Frequently Asked Questions About Sex

  
Dr. Michael Tobin
  

Q: My wife believes that sex for me is only about my coming and that’s it. It’s not true. How can I show her that I really care about her?

A: Try paying attention to her needs. I’m not just referring to her sexual needs. Showing your wife that you’re interested in all of who she is, not just her body, will communicate a very powerful message of caring. It is important to show interest in what your wife does and what she thinks and feels. Don’t wait for her to initiate conversations. Take the lead. Express your love in tangible ways by both telling and showing her. Make her believe that she is a high priority in your life - not just a sexual object.

Take time to set up the proper mood for lovemaking. Music and wine helps. It is very important not to rush into lovemaking. Remember the mind is a powerful sexual organ. The right words and feelings will give her the message that you care about her. It will also have a very positive affect on your sexual relationship.

Take the risk to ask your wife what it is that she wants in your lovemaking. Don’t assume that what turns you on turns her on. It’s okay to ask her, "Do you enjoy what I am doing now?" "Does this give you pleasure?" "Please show me how I can give you pleasure." Your wife knows her body better than you. So, trust what she tells or shows you that will bring her pleasure. If you think about her and are attentive to her needs, I’m certain that she’ll feel very cared for and appreciative of you.

Q: My husband and I just can’t connect in bed. I don’t know what turns him on and he has no idea about what I like. What can I do?

A: Talk to each other. Since you’re the one who is aware of the problem then I would recommend that you initiate a discussion with your husband about your sexual concerns. If you’re afraid to, then the problem that you just mentioned is not confined to the bedroom. Sex is communication and more often than not good sexual communication is reflective of good overall communication between partners. If you’re afraid to create conflict, than you will most likely shy away from one another in all areas of your life.

If your husband responds positively to discussing your sexual relationship, then you’re on your way to solving your problems. Not knowing your sexual history, I can’t comment on your experience and knowledge about sexuality. One thing you should know is that very few couples intuitively know how to pleasure each other. To create a mutually satisfying and loving sexual relationship takes awareness and knowledge. The two of you need to spend time reading about sexual techniques. By doing so, you can learn the "what and how" of sexual pleasure. If you go to our Bookstore, you can find a number of excellent books on sexuality.

Like with the above couple, I would recommend that you spend time exploring each other’s bodies. Ask each other what it is that is sexual stimulating. Demonstrate by taking your partner’s hand and placing it on the exact pleasure spot. This is the best way to improve your sexual connection.

Q: My partner is very uptight about experimenting. If I suggest we change positions, she refuses. What can I do to put some excitement into our love life?

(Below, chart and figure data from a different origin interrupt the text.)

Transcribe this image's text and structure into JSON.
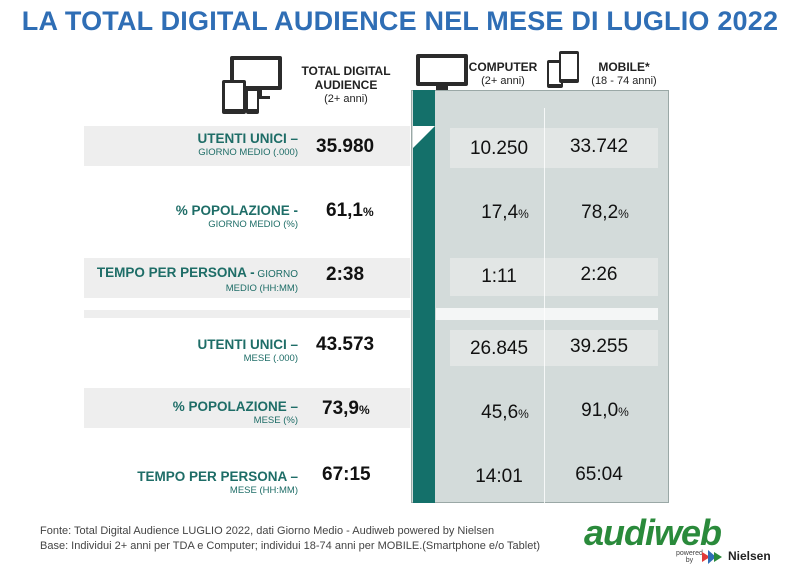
{
  "title": "LA TOTAL DIGITAL AUDIENCE NEL MESE DI LUGLIO 2022",
  "columns": {
    "total": {
      "title": "TOTAL DIGITAL AUDIENCE",
      "sub": "(2+ anni)",
      "icon": "multi-device-icon"
    },
    "computer": {
      "title": "COMPUTER",
      "sub": "(2+ anni)",
      "icon": "monitor-icon"
    },
    "mobile": {
      "title": "MOBILE*",
      "sub": "(18 - 74 anni)",
      "icon": "smartphone-tablet-icon"
    }
  },
  "rows": [
    {
      "label": "UTENTI UNICI –",
      "sublabel": "GIORNO MEDIO (.000)",
      "total": "35.980",
      "total_pct": "",
      "computer": "10.250",
      "computer_pct": "",
      "mobile": "33.742",
      "mobile_pct": ""
    },
    {
      "label": "% POPOLAZIONE -",
      "sublabel": "GIORNO MEDIO (%)",
      "total": "61,1",
      "total_pct": "%",
      "computer": "17,4",
      "computer_pct": "%",
      "mobile": "78,2",
      "mobile_pct": "%"
    },
    {
      "label": "TEMPO PER PERSONA -",
      "label_inline": " GIORNO",
      "sublabel": "MEDIO (HH:MM)",
      "total": "2:38",
      "total_pct": "",
      "computer": "1:11",
      "computer_pct": "",
      "mobile": "2:26",
      "mobile_pct": ""
    },
    {
      "label": "UTENTI UNICI –",
      "sublabel": "MESE (.000)",
      "total": "43.573",
      "total_pct": "",
      "computer": "26.845",
      "computer_pct": "",
      "mobile": "39.255",
      "mobile_pct": ""
    },
    {
      "label": "% POPOLAZIONE –",
      "sublabel": "MESE (%)",
      "total": "73,9",
      "total_pct": "%",
      "computer": "45,6",
      "computer_pct": "%",
      "mobile": "91,0",
      "mobile_pct": "%"
    },
    {
      "label": "TEMPO PER PERSONA –",
      "sublabel": "MESE (HH:MM)",
      "total": "67:15",
      "total_pct": "",
      "computer": "14:01",
      "computer_pct": "",
      "mobile": "65:04",
      "mobile_pct": ""
    }
  ],
  "footer": {
    "source": "Fonte: Total Digital Audience LUGLIO 2022, dati Giorno Medio - Audiweb powered by Nielsen",
    "base": "Base:  Individui 2+ anni per TDA e Computer; individui 18-74 anni per MOBILE.(Smartphone e/o Tablet)"
  },
  "logo": {
    "brand": "audiweb",
    "powered": "powered",
    "by": "by",
    "partner": "Nielsen"
  },
  "colors": {
    "title": "#2f6eb5",
    "teal": "#14706a",
    "label": "#1e6d67",
    "logo_green": "#2a8a3b"
  }
}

A: Be sensitive. First, try to talk to your partner about why she is resistant to spicing up your sex life. Perhaps, she’s already satisfied and has no desire for more. However, the more likely reasons are that she either carries around a number of sexual taboos about what’s okay and what’s not, she’s had difficult sexual experiences in her past or she is experiencing problems in her relationship with you which prevents her from fully letting go in the bedroom. You need to identify the source of the problem and be willing to try to solve it with her. It may mean learning how to relate to her in a way that is more sensitive and caring. Professional counseling might be necessary to sort out the problem

If your partner has certain inhibitions which she wants to overcome, let me suggest the following steps. You should know that one of the major obstacles to a mutually fulfilling sexual life is the feeling of being pressured and rushed.

  1. The first step then is to slow down. Try gently massaging your partner. If you find her tense, help her to relax by caressing her slowly. Communicate your love and caring through touch. The more you do that the more she’ll be open to you.

  2. If she feels ready, talk together about your desires and fantasies. Remember the most powerful sexual organ is the mind.

  3. Read books and view videos together which can instruct you on how to add excitement to your sexual life. If you both agree, find a new sexual technique to experiment with. Again, don’t go too fast. Constantly check with your partner if she’s okay with what you’re doing.

It takes time and commitment to develop a satisfying sexual relationship. Hang in there and you’ll eventually succeed.

 


Dr. Michael Tobin is the Founder and President of WholeFamily and has been a marital and family therapist since 1974.